Preferential tariff rates apply to:

  • Eligible metal products originating from the United Kingdom (25% for steel and aluminum; 15% for copper)
  • U.S.-origin metal products that are exported for processing and then re-imported (10%)
 

This creates a far more granular tariff framework tied closely to origin and sourcing strategy.

One of the most significant changes introduced by the proclamation is the elimination of the “metal content limitation” for covered products. Section 232 duties now apply to the full customs value of aluminum, steel and copper articles and their derivatives, regardless of metal content percentage.

Additionally, the preexisting derivative product inclusion process has been eliminated. In its place, the Department of Commerce and USTR are now authorized to add new derivative products to the Section 232 scope on a rolling basis when imports are deemed to threaten national security or appear designed to circumvent existing tariffs.

While the termination of the inclusion process benefits importers whose products were listed in the October 2025 submission cycle, it also increases the risk of future scope expansion by agencies aligned with the administration’s trade agenda.

Finally, the proclamation removes certain products from tariff coverage via Annex II (primarily articles classified in HTSUS Chapters 1–71, along with select additional chapters) and establishes temporarily reduced 15% tariff rates for certain products (primarily metal-intensive industrial equipment and electrical grid components) under Annex III, effective through 2027. These annexes provide limited relief, but only for specified products for a defined duration, subject to revision.

Underscoring that point, on June 1, 2026 the administration issued a follow-on proclamation that further refined this framework, including by moving agricultural and residential HVAC equipment into Annex III (reducing their Section 232 rate from 25% to 15% through 2027), establishing origin-based preferential rates for certain mobile industrial equipment, adding select steel and aluminum derivative products to Section 232 scope, and easing the U.S.-content threshold for the preferential 10% re-import rate.

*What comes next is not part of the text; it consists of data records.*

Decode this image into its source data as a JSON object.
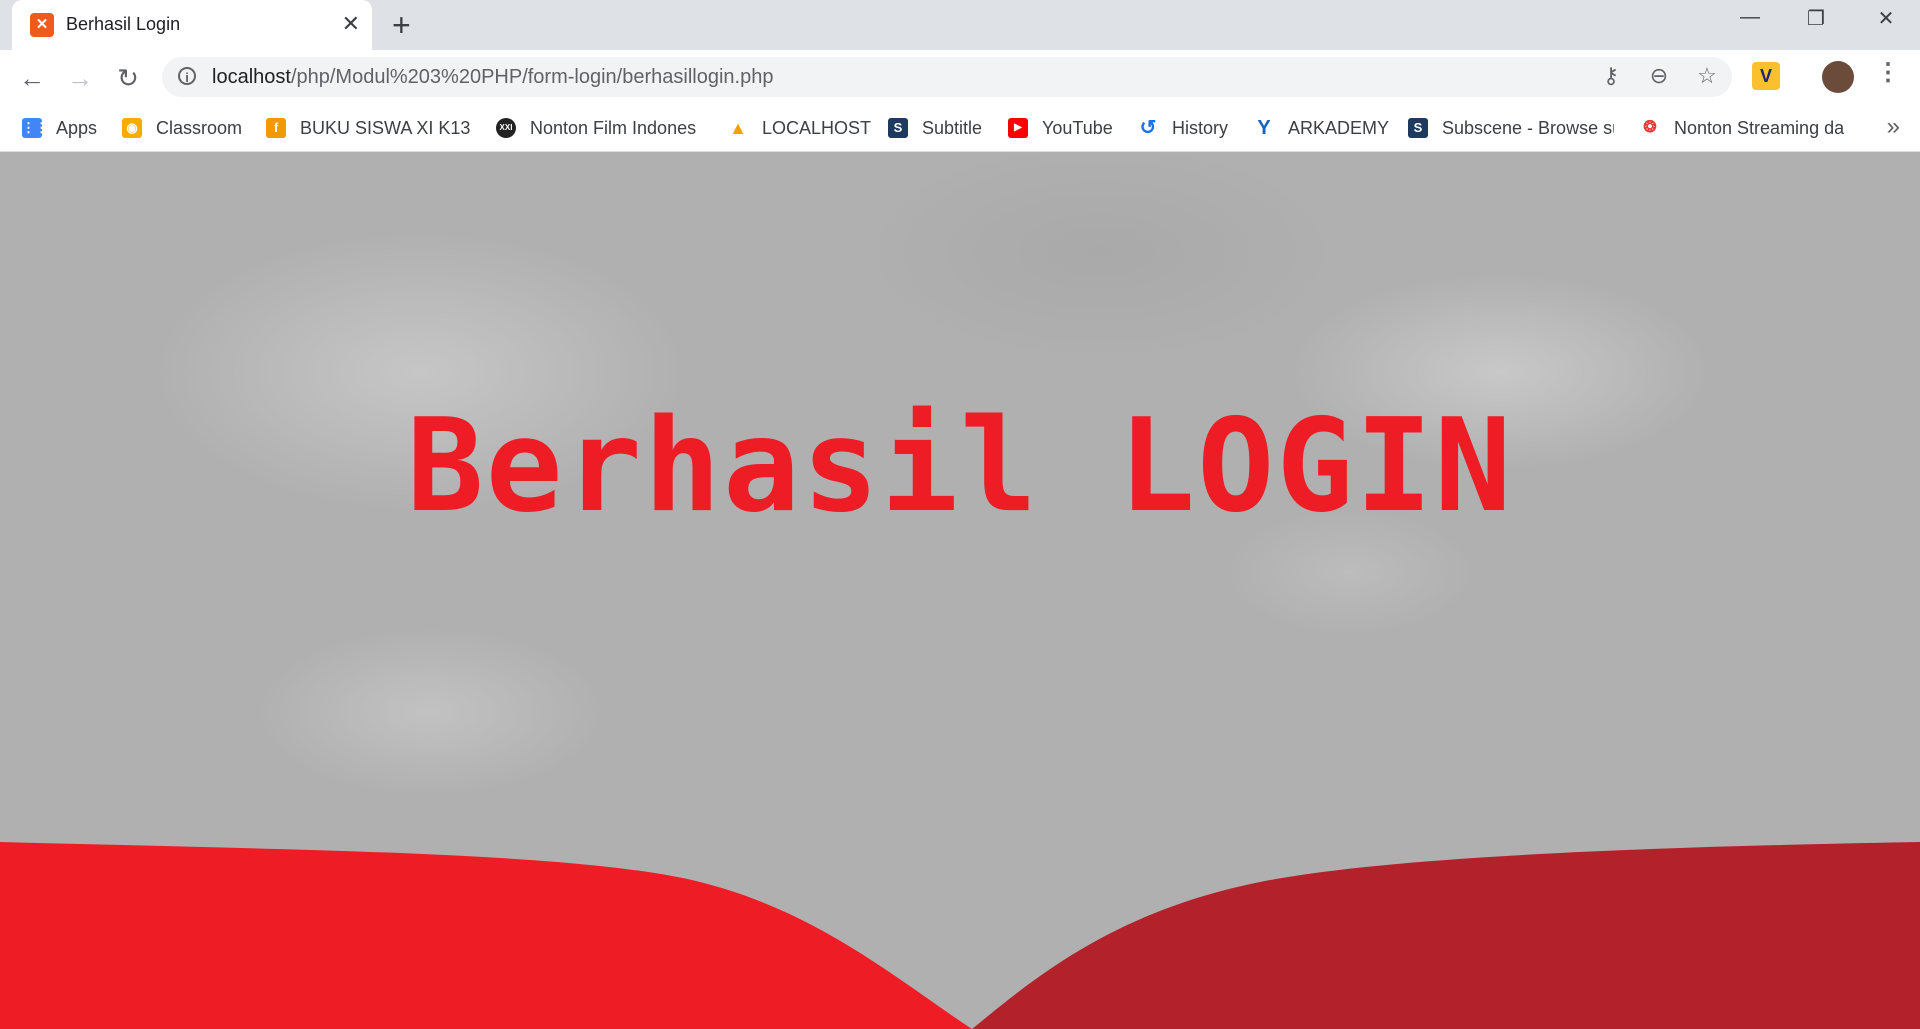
{
  "tab": {
    "title": "Berhasil Login",
    "favicon": "xampp-icon",
    "close": "✕"
  },
  "new_tab_label": "+",
  "window_controls": {
    "minimize": "—",
    "restore": "❐",
    "close": "✕"
  },
  "nav": {
    "back": "←",
    "forward": "→",
    "reload": "↻"
  },
  "address": {
    "host": "localhost",
    "path": "/php/Modul%203%20PHP/form-login/berhasillogin.php"
  },
  "omnibox_icons": {
    "key": "⚷",
    "zoom": "⊖",
    "star": "☆"
  },
  "extension_label": "V",
  "menu_label": "⋮",
  "bookmarks": [
    {
      "label": "Apps",
      "icon": "apps-grid-icon",
      "color": "#4285f4",
      "glyph": "⋮⋮"
    },
    {
      "label": "Classroom",
      "icon": "classroom-icon",
      "color": "#f9ab00",
      "glyph": "◉"
    },
    {
      "label": "BUKU SISWA XI K13 F",
      "icon": "f-icon",
      "color": "#f29900",
      "glyph": "f"
    },
    {
      "label": "Nonton Film Indones",
      "icon": "xxi-icon",
      "color": "#222222",
      "glyph": "XXI"
    },
    {
      "label": "LOCALHOST",
      "icon": "pma-icon",
      "color": "#f4a100",
      "glyph": "▲"
    },
    {
      "label": "Subtitle",
      "icon": "s-icon",
      "color": "#1f3a5f",
      "glyph": "S"
    },
    {
      "label": "YouTube",
      "icon": "youtube-icon",
      "color": "#ff0000",
      "glyph": "▶"
    },
    {
      "label": "History",
      "icon": "history-icon",
      "color": "#1a73e8",
      "glyph": "↺"
    },
    {
      "label": "ARKADEMY",
      "icon": "bird-icon",
      "color": "#1565c0",
      "glyph": "Y"
    },
    {
      "label": "Subscene - Browse su",
      "icon": "s-icon",
      "color": "#1f3a5f",
      "glyph": "S"
    },
    {
      "label": "Nonton Streaming da",
      "icon": "stream-icon",
      "color": "#e53935",
      "glyph": "❂"
    }
  ],
  "bookmarks_more": "»",
  "page": {
    "heading": "Berhasil LOGIN"
  },
  "colors": {
    "heading": "#ee1c25",
    "bottom_left": "#ee1c25",
    "bottom_right": "#b3222a"
  }
}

Additional updates to the Section 232 tariff regime include:

  • Retention of the 200% tariff on Russian-origin aluminum products, as well as on goods containing Russian-sourced aluminum
  • Enhanced smelt and cast origin reporting requirements, now extended beyond steel and aluminum to include covered copper products
  • Continued restrictions on trade program access for products subject to Section 232 tariffs:
    • Covered goods admitted into foreign-trade zones must use privileged foreign status.
    • Duty drawback remains largely restricted, with limited exceptions tied to specific trade agreement partners (e.g., the UK, EU, Japan, Korea, Mexico, Canada and other countries entering reciprocal trade agreements).
  • Direction to the Department of Commerce, USTR and Customs and Border Protection to closely monitor import trends, aggressively enforce compliance and recommend additional Section 232 measures when warranted

Conclusion

The invalidation of IEEPA as a mechanism for imposing tariffs has not eliminated tariffs as a central pillar of the president’s trade agenda. Instead, the administration appears to be relying on long-standing statutory authorities to implement trade measures similar to those used during the first Trump administration. While these tools may lack the immediacy of IEEPA and require public participation, tariffs imposed under Sections 301 and 232 may ultimately prove more durable and capable of outlasting the president’s second term.